Everything hurts. My muscles feel as if they’ve been put out to stretch and dry. I lick my dry lips and crack open an eyelid. It’s dark, but that doesn’t mean it’s not morning. The thick curtains at the MC Compound are there to keep out the light of day.

“Thank God.” I reach up and finger through my shorter hair.

It took less than a day before I got fed up with Hatch calling me Snow White. I told him I’m a natural redhead, but with my lack of distinguishable hair it was hard to prove. Every time I looked in the mirror and saw all that black fucking hair, my mind would fall back to my memories.
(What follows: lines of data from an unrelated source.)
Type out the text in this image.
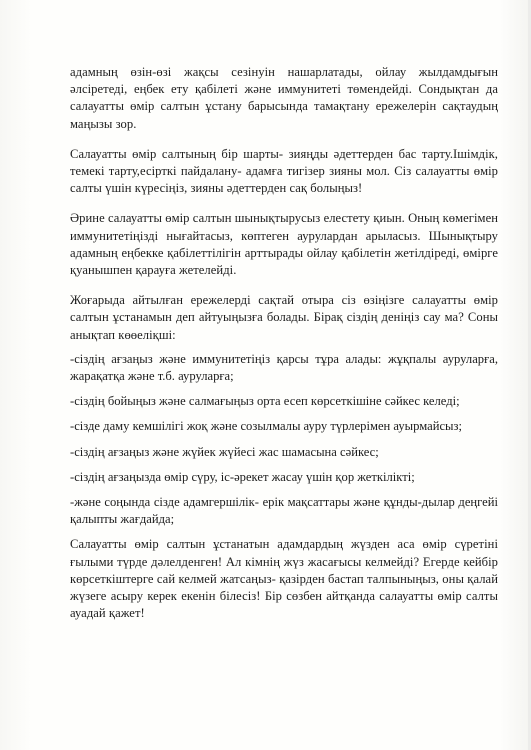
адамның өзін-өзі жақсы сезінуін нашарлатады, ойлау жылдамдығын әлсіретеді, еңбек ету қабілеті және иммунитеті төмендейді. Сондықтан да салауатты өмір салтын ұстану барысында тамақтану ережелерін сақтаудың маңызы зор.

Салауатты өмір салтының бір шарты- зияңды әдеттерден бас тарту.Ішімдік, темекі тарту,есірткі пайдалану- адамға тигізер зияны мол. Сіз салауатты өмір салты үшін күресіңіз, зияны әдеттерден сақ болыңыз!

Әрине салауатты өмір салтын шынықтырусыз елестету қиын. Оның көмегімен иммунитетіңізді нығайтасыз, көптеген аурулардан арыласыз. Шынықтыру адамның еңбекке қабілеттілігін арттырады ойлау қабілетін жетілдіреді, өмірге қуанышпен қарауға жетелейді.

Жоғарыда айтылған ережелерді сақтай отыра сіз өзіңізге салауатты өмір салтын ұстанамын деп айтуыңызға болады. Бірақ сіздің деніңіз сау ма? Соны анықтап көөеліқші:

-сіздің ағзаңыз және иммунитетіңіз қарсы тұра алады: жұқпалы ауруларға, жарақатқа және т.б. ауруларға;
-сіздің бойыңыз және салмағыңыз орта есеп көрсеткішіне сәйкес келеді;
-сізде даму кемшілігі жоқ және созылмалы ауру түрлерімен ауырмайсыз;
-сіздің ағзаңыз және жүйек жүйесі жас шамасына сәйкес;
-сіздің ағзаңызда өмір сүру, іс-әрекет жасау үшін қор жеткілікті;
-және соңында сізде адамгершілік- ерік мақсаттары және құнды-дылар деңгейі қалыпты жағдайда;

Салауатты өмір салтын ұстанатын адамдардың жүзден аса өмір сүретіні ғылыми түрде дәлелденген! Ал кімнің жүз жасағысы келмейді? Егерде кейбір көрсеткіштерге сай келмей жатсаңыз- қазірден бастап талпыныңыз, оны қалай жүзеге асыру керек екенін білесіз! Бір сөзбен айтқанда салауатты өмір салты ауадай қажет!
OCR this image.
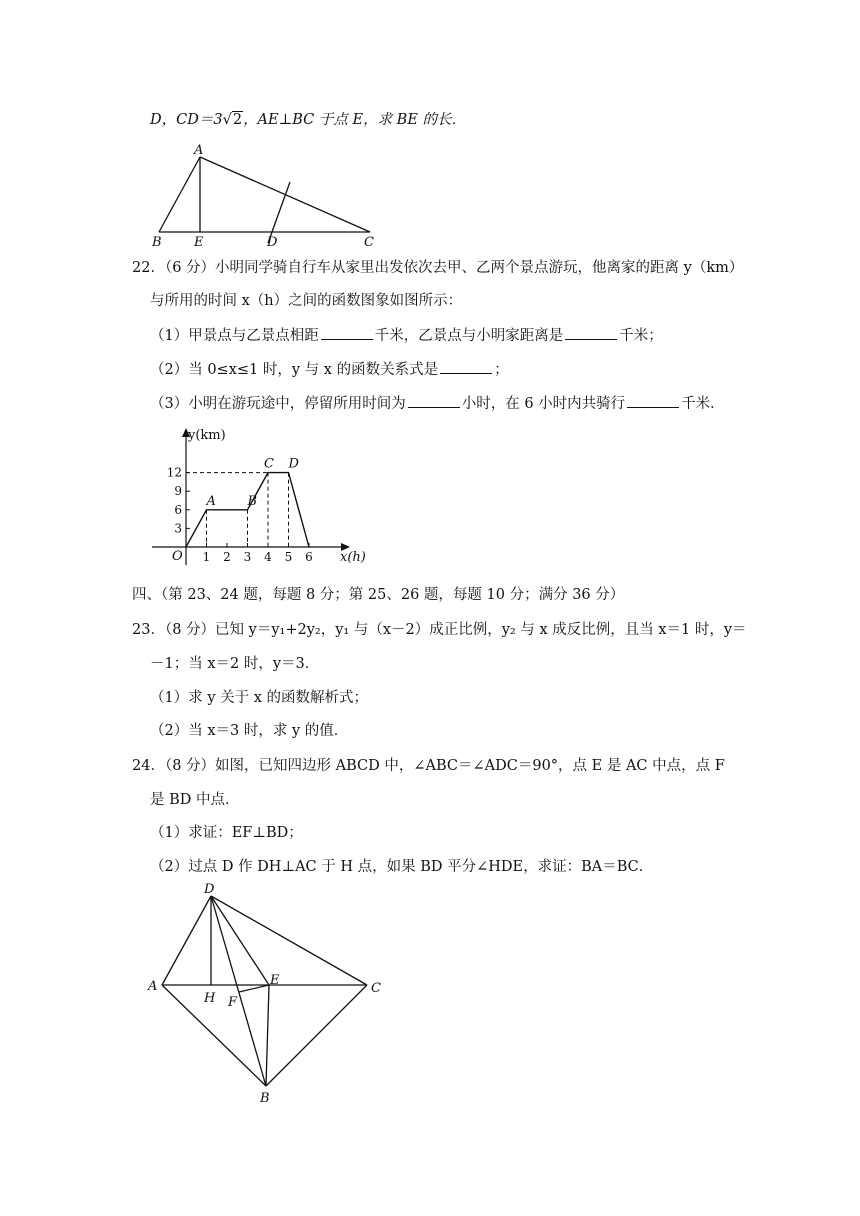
D，CD＝3√2，AE⊥BC 于点 E，求 BE 的长．
A
B E	D	C
22．（6 分）小明同学骑自行车从家里出发依次去甲、乙两个景点游玩，他离家的距离 y（km）
与所用的时间 x（h）之间的函数图象如图所示：
（1）甲景点与乙景点相距	千米，乙景点与小明家距离是	千米；
（2）当 0≤x≤1 时，y 与 x 的函数关系式是	；
（3）小明在游玩途中，停留所用时间为	小时，在 6 小时内共骑行	千米．
12
9
6
3
1 2 3 4 5 6
A B
C D
y(km)
x(h)
O
四、（第 23、24 题，每题 8 分；第 25、26 题，每题 10 分；满分 36 分）
23．（8 分）已知 y＝y₁+2y₂，y₁ 与（x－2）成正比例，y₂ 与 x 成反比例，且当 x＝1 时，y＝
－1；当 x＝2 时，y＝3．
（1）求 y 关于 x 的函数解析式；
（2）当 x＝3 时，求 y 的值．
24．（8 分）如图，已知四边形 ABCD 中，∠ABC＝∠ADC＝90°，点 E 是 AC 中点，点 F
是 BD 中点．
（1）求证：EF⊥BD；
（2）过点 D 作 DH⊥AC 于 H 点，如果 BD 平分∠HDE，求证：BA＝BC．
D
A	C
H F
E
B
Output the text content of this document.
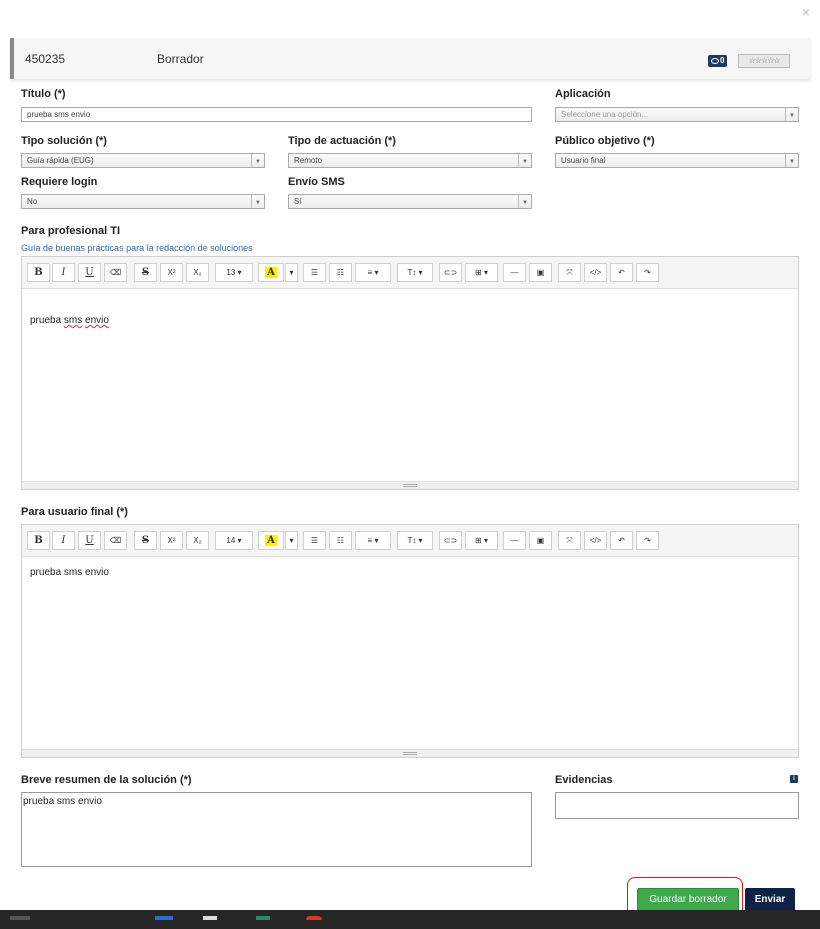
×
450235	Borrador	0	☆☆☆☆☆
Título (*)
prueba sms envio
Aplicación
Seleccione una opción...	▼
Tipo solución (*)
Guía rápida (EUG)	▼
Tipo de actuación (*)
Remoto	▼
Público objetivo (*)
Usuario final	▼
Requiere login
No	▼
Envío SMS
Sí	▼
Para profesional TI
Guía de buenas prácticas para la redacción de soluciones
B	I	U	⌫	S	X²	X₂	13 ▾	A	▾	☰	☷	≡ ▾	T↕ ▾	⊂⊃	⊞ ▾	—	▣	⤧	</>	↶	↷
prueba sms envio
Para usuario final (*)
B	I	U	⌫	S	X²	X₂	14 ▾	A	▾	☰	☷	≡ ▾	T↕ ▾	⊂⊃	⊞ ▾	—	▣	⤧	</>	↶	↷
prueba sms envio
Breve resumen de la solución (*)
prueba sms envio
Evidencias	i
Guardar borrador	Enviar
Thoughts of Mac led to better thoughts of Rex, but would ultimately end in tears.

With the help of a fifth of vodka, I put Mac to rest and colored my hair back to red. New hair color is one thing, but one thing I learned is you can’t resurrect the dead. Gia’s been gone for a long time, and a simple box of hair dye won’t raise her. The devastated little girl wouldn’t fit into Hatch’s world anyway.

So who am I?

Changing my hair was the last decision I made on my own. Now decisions are made for me. I belong to Hatch, property, and I can’t muster up enough sense to care.

He keeps me safe, fed, and fucked up. Living around bikers, the first is important, the second is a need, but the third is my key to survival.

After only weeks of being stuck here with Hatch, with no money or means to leave, I finally gave into my desperation. The liquor did the job until one day it didn’t. I drank until I blacked out, and still I was tormented by thoughts of Rex. I needed more, like the pills they forced down my throat when I was locked away from the world. The coke was the same, bitter going down, but sweet relief when it kicked in. It’s the numbness I crave; the memories get blurry and dull all feeling. I’ve tried to quit, go a day without using, but it’s become my closest friend, protecting me from the memory of losing him. Now, the drug is the only thing that tethers me to my sanity.